Ransdell says tuition hike coming as budget cuts are announced
March 18, 2011
President Gary Ransdell made official the proposed $2.3 million budget cuts for the 2011-2012 fiscal year in an email on Friday to WKU faculty and staff.
Ransdell outlined the departmental cuts in an email attachment (download here) and said the effects would trickle down directly to students with higher tuition next year.
“At this point, we are identifying unavoidable cost increases in the context of a projected modest tuition rate increase for next fall,” he said in the email.
WKU’s Board of Regents raised tuition 5 percent for in-state students and 5.9 percent for out-of-state students in June 2010. As $5.4 million federal stimulus funds run out on June 30 — and state funding for WKU continuing to fall — Ransdell said tuition has to go up again.

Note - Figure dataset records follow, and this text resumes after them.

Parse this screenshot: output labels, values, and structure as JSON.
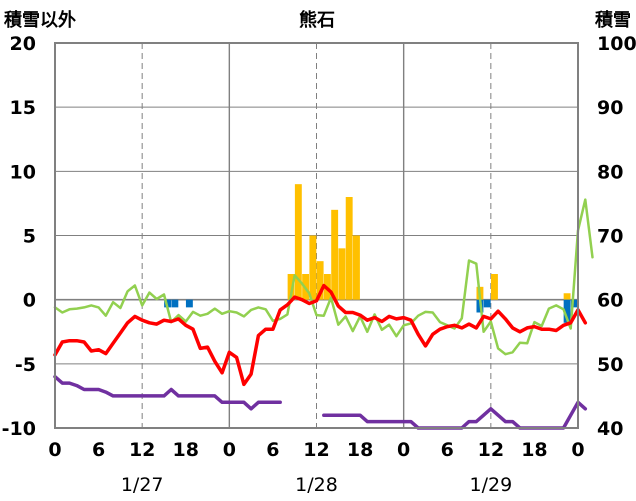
{
  "chart_data": {
    "type": "line",
    "title": "熊石",
    "left_axis_title": "積雪以外",
    "right_axis_title": "積雪",
    "y_left": {
      "min": -10,
      "max": 20,
      "ticks": [
        20,
        15,
        10,
        5,
        0,
        -5,
        -10
      ]
    },
    "y_right": {
      "min": 40,
      "max": 100,
      "ticks": [
        100,
        90,
        80,
        70,
        60,
        50,
        40
      ]
    },
    "x": {
      "min": 0,
      "max": 72,
      "tick_labels": [
        "0",
        "6",
        "12",
        "18",
        "0",
        "6",
        "12",
        "18",
        "0",
        "6",
        "12",
        "18",
        "0"
      ]
    },
    "date_labels": [
      "1/27",
      "1/28",
      "1/29"
    ],
    "grid": "dashed vertical at hours 12, 36, 60; solid vertical at day boundaries 24, 48",
    "colors": {
      "temperature": "#ff0000",
      "green_series": "#92d050",
      "purple_series": "#7030a0",
      "precip_bars": "#ffc000",
      "blue_bars": "#0070c0",
      "frame": "#808080"
    },
    "series_red": [
      -4.3,
      -3.3,
      -3.2,
      -3.2,
      -3.3,
      -4.0,
      -3.9,
      -4.2,
      -3.4,
      -2.6,
      -1.8,
      -1.3,
      -1.6,
      -1.8,
      -1.9,
      -1.6,
      -1.7,
      -1.5,
      -2.0,
      -2.3,
      -3.8,
      -3.7,
      -4.8,
      -5.7,
      -4.1,
      -4.5,
      -6.6,
      -5.8,
      -2.8,
      -2.3,
      -2.3,
      -0.8,
      -0.4,
      0.2,
      0.0,
      -0.3,
      -0.1,
      1.1,
      0.6,
      -0.5,
      -1.0,
      -1.0,
      -1.2,
      -1.6,
      -1.4,
      -1.7,
      -1.3,
      -1.5,
      -1.4,
      -1.6,
      -2.7,
      -3.6,
      -2.7,
      -2.3,
      -2.1,
      -2.0,
      -2.2,
      -1.9,
      -2.2,
      -1.3,
      -1.5,
      -0.9,
      -1.5,
      -2.2,
      -2.5,
      -2.2,
      -2.1,
      -2.3,
      -2.3,
      -2.4,
      -2.0,
      -1.8,
      -0.8,
      -1.8
    ],
    "series_green_snow": [
      58.8,
      58.0,
      58.5,
      58.6,
      58.8,
      59.1,
      58.8,
      57.5,
      59.6,
      58.7,
      61.3,
      62.2,
      59.1,
      61.1,
      60.1,
      60.8,
      56.5,
      57.6,
      56.6,
      58.1,
      57.5,
      57.8,
      58.6,
      57.8,
      58.2,
      58.0,
      57.4,
      58.4,
      58.8,
      58.5,
      56.7,
      57.0,
      57.7,
      63.8,
      62.5,
      61.0,
      57.6,
      57.5,
      60.3,
      56.1,
      57.4,
      55.1,
      57.4,
      55.0,
      57.7,
      55.3,
      56.1,
      54.3,
      56.0,
      56.3,
      57.5,
      58.1,
      58.0,
      56.5,
      56.0,
      55.5,
      57.1,
      66.1,
      65.6,
      55.0,
      56.6,
      52.4,
      51.5,
      51.8,
      53.3,
      53.2,
      56.5,
      55.9,
      58.6,
      59.1,
      58.5,
      55.5,
      70.8,
      75.6,
      66.6
    ],
    "series_purple": [
      -6.0,
      -6.5,
      -6.5,
      -6.7,
      -7.0,
      -7.0,
      -7.0,
      -7.2,
      -7.5,
      -7.5,
      -7.5,
      -7.5,
      -7.5,
      -7.5,
      -7.5,
      -7.5,
      -7.0,
      -7.5,
      -7.5,
      -7.5,
      -7.5,
      -7.5,
      -7.5,
      -8.0,
      -8.0,
      -8.0,
      -8.0,
      -8.5,
      -8.0,
      -8.0,
      -8.0,
      -8.0,
      null,
      null,
      null,
      null,
      null,
      -9.0,
      -9.0,
      -9.0,
      -9.0,
      -9.0,
      -9.0,
      -9.5,
      -9.5,
      -9.5,
      -9.5,
      -9.5,
      -9.5,
      -9.5,
      -10.0,
      -10.0,
      -10.0,
      -10.0,
      -10.0,
      -10.0,
      -10.0,
      -9.5,
      -9.5,
      -9.0,
      -8.5,
      -9.0,
      -9.5,
      -9.5,
      -10.0,
      -10.0,
      -10.0,
      -10.0,
      -10.0,
      -10.0,
      -10.0,
      -9.0,
      -8.0,
      -8.5
    ],
    "bars_yellow": [
      {
        "x": 32.5,
        "value": 2.0
      },
      {
        "x": 33.5,
        "value": 9.0
      },
      {
        "x": 34.5,
        "value": 2.0
      },
      {
        "x": 35.5,
        "value": 5.0
      },
      {
        "x": 36.5,
        "value": 3.0
      },
      {
        "x": 37.5,
        "value": 2.0
      },
      {
        "x": 38.5,
        "value": 7.0
      },
      {
        "x": 39.5,
        "value": 4.0
      },
      {
        "x": 40.5,
        "value": 8.0
      },
      {
        "x": 41.5,
        "value": 5.0
      },
      {
        "x": 58.5,
        "value": 1.0
      },
      {
        "x": 60.5,
        "value": 2.0
      },
      {
        "x": 70.5,
        "value": 0.5
      }
    ],
    "bars_blue": [
      {
        "x": 15.5,
        "value": -0.6
      },
      {
        "x": 16.5,
        "value": -0.6
      },
      {
        "x": 18.5,
        "value": -0.6
      },
      {
        "x": 58.5,
        "value": -1.0
      },
      {
        "x": 59.5,
        "value": -0.6
      },
      {
        "x": 70.5,
        "value": -1.8
      },
      {
        "x": 71.5,
        "value": -0.6
      }
    ]
  }
}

He said WKU has suffered an 11.4 percent reduction in state funding since 2008, which totals more than $9 million.
Just how much WKU raises tuition for the 2011-2012 academic year will be determined this spring in conjunction with the Council on Postsecondary Education, Ransdell said.
“Our immediate challenge is how to most prudently reduce spending by $2.3 million while sustaining as little negative impact as possible on our faculty, staff, and students,” he said in the email. “Every division of the University will share these difficult reductions.”
Gordon Emslie, provost and vice president for Academic Affairs, has previously said that the $2.3 million in budget cuts won’t result in layoffs for faculty and staff.
Ransdell said on Friday that it’s up to department heads in choosing how to distribute the cuts “while sustaining as little negative impact as possible on our faculty, staff, and students.”
Academic Affairs makes up the biggest chunk of the cuts at $1,476,127. Campus Services and Facilities took the second-largest cut at $348,00, and Information Technology is down $136,387.
No other division suffered more than $100,000 in cuts.
Consensus among WKU officials has been that cuts could have been worse when compared to how other universities recover from diminishing stimulus money.
“Some universities must decrease costs by so much that I don’t see how they’re still open,” said Ann Mead, vice president for Finance and Administration, in February.
Ransdell said much of the same in announcing WKU’s cuts on Friday.
“The global recession has affected all aspects of our local, regional, state, and national economies,” he said. “But as bad as it has impacted us at WKU, I must also acknowledge that our total impact over this period of time has not been as bad as most other states and many other public universities.”